Para pelaku usaha diharapkan lebih memilih produk pertanian lokal sebagai komoditas bisnisnya. Mereka juga memberikan bantuan, pembinaan dan pengembangan kelompok tani agar mereka bisa tumbuh.
Kelangkaan pupuk yang sering terjadi, dapat diatasi dengan intervensi para pelaku usaha bidang perpupukan. Pastikan pasokan pupuk, dengan demikian para petani milenial yang baru terjun tidak akan lagi merasakan permasalahan terkait pupuk.
Sementara itu, komunitas masyarakat petani diharapkan memiliki semangat yang hebat untuk terus mengembangkan kompetensinya. Teknik dan teknologi pertanian harus terus diikuti perkembangannya. Mereka juga harus melek teknologi informasi. Misalnya terkait e-commerce untuk pemasaran produk pertaniannya.
Peranan media massa juga tidak kalah pentingnya. Menyampaikan informasi dan promosi sektor pertanian. Informasi dan promosi dikemas sedemikian rupa sehingga menarik dan menimbulkan curiosity bagi generasi milenial. Menjadi corong bagi petani untuk menyalurkan aspirasinya kepada berbagai pihak, sehingga permasalahan yang dihadapi petani dapat segera diatasi.
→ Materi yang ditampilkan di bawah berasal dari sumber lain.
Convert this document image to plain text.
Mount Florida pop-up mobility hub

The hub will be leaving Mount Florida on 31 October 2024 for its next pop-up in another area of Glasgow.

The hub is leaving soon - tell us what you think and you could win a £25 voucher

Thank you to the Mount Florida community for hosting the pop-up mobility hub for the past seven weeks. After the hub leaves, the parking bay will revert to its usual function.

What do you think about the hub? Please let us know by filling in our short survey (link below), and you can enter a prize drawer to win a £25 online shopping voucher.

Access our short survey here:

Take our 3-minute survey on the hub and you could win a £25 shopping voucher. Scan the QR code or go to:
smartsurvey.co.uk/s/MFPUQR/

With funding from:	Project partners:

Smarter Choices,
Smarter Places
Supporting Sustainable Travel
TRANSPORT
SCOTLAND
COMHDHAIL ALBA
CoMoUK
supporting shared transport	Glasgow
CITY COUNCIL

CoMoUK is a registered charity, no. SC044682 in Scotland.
Dengan struktur dan kondisi pertanian di Indonesia saat ini, ancaman krisis pangan bisa saja bukan hanya sekedar ancaman. Indonesia butuh petani milenial untuk regenerasi dan mengubah struktur pertaniaan saat ini.
Keberadaan petani milenial akan menjadi jawaban terhadap kekhawatiran krisis pangan yang mungkin saja dialami Indonesia. Mari kita berkolaborasi untuk memenuhi kebutuhan tersebut, agar krisis pangan tidak menjadi kenyataan.
Selamat Hari Tani Nasional 24 September 2021. (*)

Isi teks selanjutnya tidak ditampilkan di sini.